Он умер во сне, перебрав виагры. Голубая таблеточка в 50 миллиграммов убила зарождающееся чувство.
Ираида помянула потенциального мужа, хороший был человек, пожертвовал своей жизнью и пал смертью воина и охотника.
Пятая рюмочка уже впорхнула в нее просто так, для процесса – и тут раздался звонок в дверь. Это приехал Фима, жена его скоропостижно выздоровела – он дал ей ударную дозу снотворного и мог оставаться до утра. На прикроватную тумбочку он положил вместе с очками и челюстью голубую таблеточку в 25 миллиграммов.
Драйвер Вася
Мой товарищ в 93-м году резко разбогател, да так резко, что завел себе личный выезд на «Бентли» 1975 года с водителем Васей из гаража Совмина.

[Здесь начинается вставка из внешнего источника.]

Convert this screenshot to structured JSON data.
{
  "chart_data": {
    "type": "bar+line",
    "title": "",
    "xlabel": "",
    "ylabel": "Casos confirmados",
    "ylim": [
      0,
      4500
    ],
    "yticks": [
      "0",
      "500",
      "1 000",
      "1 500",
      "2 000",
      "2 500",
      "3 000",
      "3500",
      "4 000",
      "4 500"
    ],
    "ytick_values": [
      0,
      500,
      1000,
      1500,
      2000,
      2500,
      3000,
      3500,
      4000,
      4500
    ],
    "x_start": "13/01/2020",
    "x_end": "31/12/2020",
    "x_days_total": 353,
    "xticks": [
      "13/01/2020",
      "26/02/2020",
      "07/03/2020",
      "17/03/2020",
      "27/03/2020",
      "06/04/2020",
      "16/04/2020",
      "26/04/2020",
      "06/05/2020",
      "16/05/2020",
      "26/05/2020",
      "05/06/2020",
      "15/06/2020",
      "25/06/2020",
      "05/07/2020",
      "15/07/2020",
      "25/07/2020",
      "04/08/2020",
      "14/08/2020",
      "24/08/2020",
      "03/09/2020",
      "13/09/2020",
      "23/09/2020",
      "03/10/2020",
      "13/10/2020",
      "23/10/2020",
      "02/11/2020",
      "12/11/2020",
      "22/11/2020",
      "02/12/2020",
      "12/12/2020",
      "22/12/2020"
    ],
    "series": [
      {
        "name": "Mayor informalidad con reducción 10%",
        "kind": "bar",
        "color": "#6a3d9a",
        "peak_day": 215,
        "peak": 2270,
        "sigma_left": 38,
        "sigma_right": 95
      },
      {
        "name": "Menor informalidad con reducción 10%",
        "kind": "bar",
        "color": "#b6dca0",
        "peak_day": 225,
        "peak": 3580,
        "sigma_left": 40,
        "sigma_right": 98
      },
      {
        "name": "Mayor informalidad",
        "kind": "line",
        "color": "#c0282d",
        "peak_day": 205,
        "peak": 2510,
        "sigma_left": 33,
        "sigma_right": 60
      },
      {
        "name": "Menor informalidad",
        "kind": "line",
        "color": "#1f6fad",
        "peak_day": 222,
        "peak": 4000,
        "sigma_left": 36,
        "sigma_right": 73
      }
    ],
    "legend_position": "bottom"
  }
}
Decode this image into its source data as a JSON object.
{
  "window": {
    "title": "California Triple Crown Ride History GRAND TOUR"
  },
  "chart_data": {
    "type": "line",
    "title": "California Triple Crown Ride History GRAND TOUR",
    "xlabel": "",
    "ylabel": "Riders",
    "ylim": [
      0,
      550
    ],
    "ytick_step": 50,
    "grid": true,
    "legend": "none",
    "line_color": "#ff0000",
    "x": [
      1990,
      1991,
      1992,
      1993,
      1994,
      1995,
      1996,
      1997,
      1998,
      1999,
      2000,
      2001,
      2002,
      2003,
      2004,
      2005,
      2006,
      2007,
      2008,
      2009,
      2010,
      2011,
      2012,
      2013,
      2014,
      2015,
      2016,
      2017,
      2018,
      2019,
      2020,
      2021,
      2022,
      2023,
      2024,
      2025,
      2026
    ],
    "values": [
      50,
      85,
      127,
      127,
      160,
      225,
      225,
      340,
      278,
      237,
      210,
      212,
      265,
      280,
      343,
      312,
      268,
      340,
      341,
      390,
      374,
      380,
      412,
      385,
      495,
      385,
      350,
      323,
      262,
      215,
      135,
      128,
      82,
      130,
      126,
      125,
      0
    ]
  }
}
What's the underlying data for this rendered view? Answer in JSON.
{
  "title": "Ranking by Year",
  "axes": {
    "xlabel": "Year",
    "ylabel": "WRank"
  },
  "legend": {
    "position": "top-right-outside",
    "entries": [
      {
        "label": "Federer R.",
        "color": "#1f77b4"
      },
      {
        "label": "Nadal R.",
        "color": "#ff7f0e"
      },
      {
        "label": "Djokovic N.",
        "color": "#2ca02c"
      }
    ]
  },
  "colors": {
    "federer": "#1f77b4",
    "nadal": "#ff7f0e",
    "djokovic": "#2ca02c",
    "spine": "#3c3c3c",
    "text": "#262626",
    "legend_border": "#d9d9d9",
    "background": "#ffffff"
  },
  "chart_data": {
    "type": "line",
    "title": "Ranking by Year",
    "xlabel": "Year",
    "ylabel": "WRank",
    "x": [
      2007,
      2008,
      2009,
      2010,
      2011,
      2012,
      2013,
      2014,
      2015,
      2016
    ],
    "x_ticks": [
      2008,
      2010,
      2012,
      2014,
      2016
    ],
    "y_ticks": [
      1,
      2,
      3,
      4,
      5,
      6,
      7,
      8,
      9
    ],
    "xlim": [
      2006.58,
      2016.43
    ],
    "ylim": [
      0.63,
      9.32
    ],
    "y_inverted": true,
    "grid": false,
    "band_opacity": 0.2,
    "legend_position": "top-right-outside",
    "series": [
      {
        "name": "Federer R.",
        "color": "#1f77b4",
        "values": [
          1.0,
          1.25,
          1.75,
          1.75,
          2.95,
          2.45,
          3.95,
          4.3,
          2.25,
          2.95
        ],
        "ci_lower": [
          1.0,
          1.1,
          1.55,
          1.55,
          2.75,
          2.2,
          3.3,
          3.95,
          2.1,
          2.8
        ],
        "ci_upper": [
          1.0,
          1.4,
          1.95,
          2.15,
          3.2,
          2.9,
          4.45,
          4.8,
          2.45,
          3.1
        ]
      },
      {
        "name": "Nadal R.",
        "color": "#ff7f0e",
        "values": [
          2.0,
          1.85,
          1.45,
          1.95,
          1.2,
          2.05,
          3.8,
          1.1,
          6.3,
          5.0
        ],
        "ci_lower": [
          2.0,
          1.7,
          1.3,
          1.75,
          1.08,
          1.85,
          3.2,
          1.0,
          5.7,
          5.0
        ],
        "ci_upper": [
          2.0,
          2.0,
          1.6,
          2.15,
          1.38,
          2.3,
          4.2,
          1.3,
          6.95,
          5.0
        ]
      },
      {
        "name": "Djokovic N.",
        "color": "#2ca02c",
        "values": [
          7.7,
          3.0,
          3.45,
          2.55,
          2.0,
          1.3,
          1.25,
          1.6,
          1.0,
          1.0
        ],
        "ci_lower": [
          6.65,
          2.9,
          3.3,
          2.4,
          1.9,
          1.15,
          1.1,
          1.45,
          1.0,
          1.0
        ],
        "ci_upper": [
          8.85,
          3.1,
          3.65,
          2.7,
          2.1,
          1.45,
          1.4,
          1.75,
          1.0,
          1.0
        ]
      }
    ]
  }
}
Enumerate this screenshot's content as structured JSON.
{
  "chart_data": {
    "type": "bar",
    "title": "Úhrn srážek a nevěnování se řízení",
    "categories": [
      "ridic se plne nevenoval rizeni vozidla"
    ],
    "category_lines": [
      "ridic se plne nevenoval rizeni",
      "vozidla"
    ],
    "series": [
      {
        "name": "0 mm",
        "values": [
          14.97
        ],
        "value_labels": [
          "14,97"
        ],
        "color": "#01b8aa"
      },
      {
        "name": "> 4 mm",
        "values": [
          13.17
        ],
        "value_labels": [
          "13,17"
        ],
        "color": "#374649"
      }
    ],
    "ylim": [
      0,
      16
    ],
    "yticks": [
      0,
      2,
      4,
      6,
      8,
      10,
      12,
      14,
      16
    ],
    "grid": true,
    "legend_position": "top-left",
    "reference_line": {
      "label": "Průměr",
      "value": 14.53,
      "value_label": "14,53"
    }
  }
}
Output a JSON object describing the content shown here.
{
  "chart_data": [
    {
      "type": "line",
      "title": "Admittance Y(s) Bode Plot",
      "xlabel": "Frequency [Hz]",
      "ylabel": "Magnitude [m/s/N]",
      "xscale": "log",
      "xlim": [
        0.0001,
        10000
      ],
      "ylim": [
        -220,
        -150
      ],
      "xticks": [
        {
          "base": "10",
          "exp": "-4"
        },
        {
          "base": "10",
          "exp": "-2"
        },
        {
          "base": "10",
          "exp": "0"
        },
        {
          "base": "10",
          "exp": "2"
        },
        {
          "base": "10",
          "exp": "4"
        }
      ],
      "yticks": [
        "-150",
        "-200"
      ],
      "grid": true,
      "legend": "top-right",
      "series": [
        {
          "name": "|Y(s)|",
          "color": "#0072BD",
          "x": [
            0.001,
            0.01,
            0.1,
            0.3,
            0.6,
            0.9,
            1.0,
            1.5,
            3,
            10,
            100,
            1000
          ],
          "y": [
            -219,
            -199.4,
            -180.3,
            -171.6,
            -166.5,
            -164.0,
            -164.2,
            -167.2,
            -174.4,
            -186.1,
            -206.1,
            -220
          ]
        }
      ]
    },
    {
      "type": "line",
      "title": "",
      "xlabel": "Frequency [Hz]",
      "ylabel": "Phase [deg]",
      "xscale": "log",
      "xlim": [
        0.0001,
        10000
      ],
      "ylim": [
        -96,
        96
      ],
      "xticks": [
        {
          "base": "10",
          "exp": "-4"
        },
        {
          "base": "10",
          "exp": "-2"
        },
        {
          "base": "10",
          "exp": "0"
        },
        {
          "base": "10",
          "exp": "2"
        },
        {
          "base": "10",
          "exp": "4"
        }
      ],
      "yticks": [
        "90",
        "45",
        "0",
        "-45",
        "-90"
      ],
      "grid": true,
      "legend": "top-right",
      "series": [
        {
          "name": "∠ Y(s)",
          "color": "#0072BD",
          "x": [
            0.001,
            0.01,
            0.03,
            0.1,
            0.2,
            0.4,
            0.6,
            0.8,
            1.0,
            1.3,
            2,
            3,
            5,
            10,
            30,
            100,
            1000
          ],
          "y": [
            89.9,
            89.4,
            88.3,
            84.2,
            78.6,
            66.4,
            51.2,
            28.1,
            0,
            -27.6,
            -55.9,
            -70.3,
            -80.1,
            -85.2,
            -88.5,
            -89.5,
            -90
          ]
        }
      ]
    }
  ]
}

Вася возил раньше одного козла из очень среднего машиностроения, но ушел. После расстрела Белого дома его хозяина поперли за сочувствие к опальному Верховному совету, и Вася тоже ушел из-за разногласий с директором гаража, перешедшим на сторону победителей либеральной ориентации.
Вася ориентацию менять не стал, погулял две недели и по рекомендации сменщика, дед которого еще Калинина возил по бабам, сел в «Бентли» моего товарища и стал служить новому правящему классу.
Сам Вася был крепким кабаном тридцати лет из города Шуи, попал в элитный гараж после армии, где возил зама по вооружению Московского округа. Дочка генерала очаровалась его ляжками, затянутыми в мундир, и необъятной спиной, за которой она сидела два года по дороге в МГУ.
Папа-генерал сперва напрягся, когда узнал, что дочь накатала себе небольшой животик, но потом, оценив ситуацию трезво, понял, что его худосочное дитя со средними внешними данными и милой кривизной ножулек благодаря крепкому Васе решительно улучшит породу, испорченную ее мамой – доктором исторических наук, которую генерал тоже когда-то сразил выправкой и манерами поручика Ржевского.
Доктор наук сначала хотела повеситься, потом решила сделать своему ребенку аборт, потом – посадить Васю на электрический стул, но в конце концов села на свою жопу после генеральского рыка и стала покупать детские вещи для внучки, которую она точно сделает настоящим человеком.
Вася плавно переехал в генеральский дом и на дачу и стал жить в режиме «дольче вита».
Одно «но» мешало Васе – его новая мама-теща постоянно тыкала его носом в тьму его невежества, отравлявшую ей радость духовного парения. Теща постоянно говорила вслух, что Вася всем хорош, но путать Клода Моне и Эдуарда Мане – это насилие над ее духовностью.
Вася пыхтел, он не понимал, почему ему нужно страдать из-за этих козлов и портить себе аппетит из-за одной буквы в фамилии совершенно чужих ему людей.
Он видел когда-то картину одного из них «Завтрак на траве» и совсем не восхитился. Он ребенком с весны до осени завтракал, обедал и ужинал во дворе дома у бабушки, потому что дом у них был аварийный, с потолка штукатурка падала прямо в суп. Такая лакировка действительности на картине навевала полное неверие в правду искусства.
Но жизнь не всегда поворачивается к нам тыльной стороной. Хозяин Васи стал на телевидении продюсировать развлекательные игры, где долбоебы должны были угадать по глазу или уху имя звездного человека и получить от спонсора кофемолку или пылесос.
Теперь Вася много времени проводил возле Останкино и постепенно стал осваивать закулисную жизнь, ходил на записи разных программ, знал многих звезд. Даже Якубович с ним здоровался за руку. А потом Вася узнал тайну, которая изменила его жизнь.
Однажды он принес документы из машины своему хозяину. Тот сидел в кабинете какого-то начальника.